Last summer, when I wrote a report about the FBI raiding Bolt’s “cancer research center” in Rogers, he emailed me to demand a retraction. Among other things, he wanted me to retract the mention of his 1975 conviction for impersonating an officer — although he never quite asserted that the conviction didn’t happen. (It did happen. What’s more, federal prosecutors were prepared to use it in the latest case as evidence of his longstanding pattern of theft by deception, because he had impersonated an officer in order to prevent an investigation into a theft.)

He also said I was too biased to report fairly on his case. I gave that some thought and told him what I now tell the rest of my readers: “You say I’m biased; I say I’m simply a journalist with more insight into this particular subject than most.”

***

Several people, some of them victims of Jim Bolt, have asked me how long he’ll spend in federal prison. I’m not a lawyer, and I’ve been wrong before — I wrongly predicted that Lu Hardin would serve time — but I expect five to eight years.

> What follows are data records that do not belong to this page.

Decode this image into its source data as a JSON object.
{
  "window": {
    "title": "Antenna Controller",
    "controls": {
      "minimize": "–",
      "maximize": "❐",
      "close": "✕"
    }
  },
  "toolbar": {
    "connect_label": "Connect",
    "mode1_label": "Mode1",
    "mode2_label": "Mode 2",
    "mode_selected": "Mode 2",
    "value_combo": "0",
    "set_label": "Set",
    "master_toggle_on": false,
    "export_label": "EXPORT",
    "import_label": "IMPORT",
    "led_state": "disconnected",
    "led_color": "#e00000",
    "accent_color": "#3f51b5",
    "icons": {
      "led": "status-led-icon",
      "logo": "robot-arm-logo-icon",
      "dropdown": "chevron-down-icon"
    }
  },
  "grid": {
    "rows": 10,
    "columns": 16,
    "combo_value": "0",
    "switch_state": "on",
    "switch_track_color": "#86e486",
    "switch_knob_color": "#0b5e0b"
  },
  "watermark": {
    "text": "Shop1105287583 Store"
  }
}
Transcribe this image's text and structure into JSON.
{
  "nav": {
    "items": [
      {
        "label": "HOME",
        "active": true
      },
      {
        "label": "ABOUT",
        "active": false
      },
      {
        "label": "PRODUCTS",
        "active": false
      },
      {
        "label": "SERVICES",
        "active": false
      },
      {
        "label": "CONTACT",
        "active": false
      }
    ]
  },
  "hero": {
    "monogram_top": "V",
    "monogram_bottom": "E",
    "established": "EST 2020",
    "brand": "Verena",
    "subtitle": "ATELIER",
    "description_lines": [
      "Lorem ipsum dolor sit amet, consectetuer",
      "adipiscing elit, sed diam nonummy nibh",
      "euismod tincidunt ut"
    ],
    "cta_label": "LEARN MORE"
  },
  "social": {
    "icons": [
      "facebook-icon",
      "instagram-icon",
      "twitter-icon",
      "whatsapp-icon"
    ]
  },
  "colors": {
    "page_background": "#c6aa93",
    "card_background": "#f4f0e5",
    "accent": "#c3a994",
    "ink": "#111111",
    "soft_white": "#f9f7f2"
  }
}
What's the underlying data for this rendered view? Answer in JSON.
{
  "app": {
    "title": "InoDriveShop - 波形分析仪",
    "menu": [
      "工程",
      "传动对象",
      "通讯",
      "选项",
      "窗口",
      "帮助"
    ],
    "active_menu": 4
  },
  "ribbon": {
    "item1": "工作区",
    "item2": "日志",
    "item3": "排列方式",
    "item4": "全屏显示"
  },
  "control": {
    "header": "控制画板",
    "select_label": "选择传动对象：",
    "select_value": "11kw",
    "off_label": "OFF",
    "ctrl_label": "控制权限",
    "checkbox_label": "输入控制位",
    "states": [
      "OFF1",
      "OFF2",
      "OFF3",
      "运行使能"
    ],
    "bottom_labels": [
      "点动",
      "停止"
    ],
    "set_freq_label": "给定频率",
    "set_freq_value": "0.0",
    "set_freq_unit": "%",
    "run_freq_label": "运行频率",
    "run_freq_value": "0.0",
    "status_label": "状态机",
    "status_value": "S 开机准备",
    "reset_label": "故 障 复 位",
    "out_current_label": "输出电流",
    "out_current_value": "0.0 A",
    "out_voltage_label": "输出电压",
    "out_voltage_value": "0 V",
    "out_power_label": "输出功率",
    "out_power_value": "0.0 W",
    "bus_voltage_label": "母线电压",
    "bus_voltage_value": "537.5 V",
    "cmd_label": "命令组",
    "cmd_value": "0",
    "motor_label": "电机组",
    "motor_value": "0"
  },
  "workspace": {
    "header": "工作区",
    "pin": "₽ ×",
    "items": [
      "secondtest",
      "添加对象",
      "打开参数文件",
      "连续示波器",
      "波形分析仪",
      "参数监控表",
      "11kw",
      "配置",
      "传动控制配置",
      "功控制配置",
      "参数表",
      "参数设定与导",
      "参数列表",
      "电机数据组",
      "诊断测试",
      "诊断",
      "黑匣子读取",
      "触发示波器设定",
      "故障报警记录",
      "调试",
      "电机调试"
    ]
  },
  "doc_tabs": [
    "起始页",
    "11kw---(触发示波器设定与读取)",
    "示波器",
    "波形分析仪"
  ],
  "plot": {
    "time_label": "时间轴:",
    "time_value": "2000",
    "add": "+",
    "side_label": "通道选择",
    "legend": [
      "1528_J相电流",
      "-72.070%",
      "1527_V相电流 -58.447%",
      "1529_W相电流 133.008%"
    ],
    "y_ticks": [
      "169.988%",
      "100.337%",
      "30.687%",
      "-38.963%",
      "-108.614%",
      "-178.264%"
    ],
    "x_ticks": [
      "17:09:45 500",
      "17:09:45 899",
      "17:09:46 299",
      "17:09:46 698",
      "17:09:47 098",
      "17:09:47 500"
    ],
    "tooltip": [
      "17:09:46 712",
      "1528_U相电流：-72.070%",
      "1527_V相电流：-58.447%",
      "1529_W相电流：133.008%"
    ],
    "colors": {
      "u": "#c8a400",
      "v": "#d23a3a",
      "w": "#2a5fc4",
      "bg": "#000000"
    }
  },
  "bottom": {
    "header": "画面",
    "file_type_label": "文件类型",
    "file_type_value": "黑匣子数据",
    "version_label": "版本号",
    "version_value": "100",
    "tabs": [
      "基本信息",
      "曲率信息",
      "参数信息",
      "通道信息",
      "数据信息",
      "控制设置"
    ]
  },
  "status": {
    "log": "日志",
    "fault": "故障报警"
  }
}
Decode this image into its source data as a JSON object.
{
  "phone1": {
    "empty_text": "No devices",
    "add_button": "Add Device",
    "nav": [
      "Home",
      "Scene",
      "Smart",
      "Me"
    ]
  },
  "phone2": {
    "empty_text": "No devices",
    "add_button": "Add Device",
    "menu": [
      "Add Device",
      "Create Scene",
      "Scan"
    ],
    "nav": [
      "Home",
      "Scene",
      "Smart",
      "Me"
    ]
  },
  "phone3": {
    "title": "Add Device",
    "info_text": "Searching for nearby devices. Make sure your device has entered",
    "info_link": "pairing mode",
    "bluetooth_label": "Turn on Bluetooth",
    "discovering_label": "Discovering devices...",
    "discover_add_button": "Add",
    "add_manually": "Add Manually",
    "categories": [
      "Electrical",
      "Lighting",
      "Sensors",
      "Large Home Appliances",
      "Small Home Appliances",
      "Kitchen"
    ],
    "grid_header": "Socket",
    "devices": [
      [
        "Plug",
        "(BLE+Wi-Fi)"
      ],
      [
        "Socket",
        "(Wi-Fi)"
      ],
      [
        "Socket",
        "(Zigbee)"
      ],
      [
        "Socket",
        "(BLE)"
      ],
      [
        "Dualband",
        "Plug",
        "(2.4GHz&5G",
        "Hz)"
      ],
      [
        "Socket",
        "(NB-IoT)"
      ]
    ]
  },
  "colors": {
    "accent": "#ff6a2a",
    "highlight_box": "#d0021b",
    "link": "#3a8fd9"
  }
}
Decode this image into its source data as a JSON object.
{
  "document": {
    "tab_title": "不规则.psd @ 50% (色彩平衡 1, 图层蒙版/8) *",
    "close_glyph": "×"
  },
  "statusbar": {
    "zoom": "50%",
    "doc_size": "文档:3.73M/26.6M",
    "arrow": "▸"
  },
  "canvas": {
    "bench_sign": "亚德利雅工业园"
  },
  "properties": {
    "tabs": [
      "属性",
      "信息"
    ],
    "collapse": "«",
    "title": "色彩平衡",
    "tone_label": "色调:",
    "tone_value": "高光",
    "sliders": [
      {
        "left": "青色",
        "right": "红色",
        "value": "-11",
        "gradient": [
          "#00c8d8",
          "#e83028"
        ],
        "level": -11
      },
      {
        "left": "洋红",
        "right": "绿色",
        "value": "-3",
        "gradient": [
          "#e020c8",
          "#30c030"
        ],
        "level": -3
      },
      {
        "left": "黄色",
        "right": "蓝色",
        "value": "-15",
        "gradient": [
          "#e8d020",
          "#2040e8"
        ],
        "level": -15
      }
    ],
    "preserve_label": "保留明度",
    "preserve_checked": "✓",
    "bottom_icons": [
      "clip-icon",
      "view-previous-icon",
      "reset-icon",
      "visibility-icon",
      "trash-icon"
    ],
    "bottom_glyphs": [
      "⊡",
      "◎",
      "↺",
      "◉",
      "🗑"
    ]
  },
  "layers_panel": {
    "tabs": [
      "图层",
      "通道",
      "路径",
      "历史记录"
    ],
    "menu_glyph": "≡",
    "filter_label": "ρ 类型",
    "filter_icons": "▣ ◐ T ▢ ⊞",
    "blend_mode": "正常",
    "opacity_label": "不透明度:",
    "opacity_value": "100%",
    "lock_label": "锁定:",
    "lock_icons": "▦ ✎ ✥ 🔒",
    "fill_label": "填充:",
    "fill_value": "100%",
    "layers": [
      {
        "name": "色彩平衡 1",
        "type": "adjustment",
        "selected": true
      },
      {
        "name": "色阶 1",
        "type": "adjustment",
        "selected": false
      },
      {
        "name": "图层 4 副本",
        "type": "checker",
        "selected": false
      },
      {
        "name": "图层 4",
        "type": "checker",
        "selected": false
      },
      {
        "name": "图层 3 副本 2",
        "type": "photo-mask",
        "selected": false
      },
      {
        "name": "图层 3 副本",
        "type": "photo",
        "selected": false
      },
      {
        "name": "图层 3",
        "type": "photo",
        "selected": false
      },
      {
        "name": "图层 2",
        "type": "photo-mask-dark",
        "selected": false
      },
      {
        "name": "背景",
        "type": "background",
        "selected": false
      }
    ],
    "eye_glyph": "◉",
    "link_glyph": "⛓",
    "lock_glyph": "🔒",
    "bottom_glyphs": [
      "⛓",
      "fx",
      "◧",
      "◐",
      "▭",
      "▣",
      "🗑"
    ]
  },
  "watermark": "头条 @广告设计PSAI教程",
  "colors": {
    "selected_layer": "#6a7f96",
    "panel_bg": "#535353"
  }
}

It should be longer, in my opinion, because serving time in prison never rehabilitated Bolt before. But his two previous convictions were a long time ago. (He was acquitted — which isn’t the same as being innocent — back in 2007 when prosecutors from D.C. came down to try him and others for investment fraud. But that’s another story.)

Another thing that makes me happy is this: The federal justice system doesn’t have a parole program, so Bolt will serve virtually all of the time to which he is sentenced.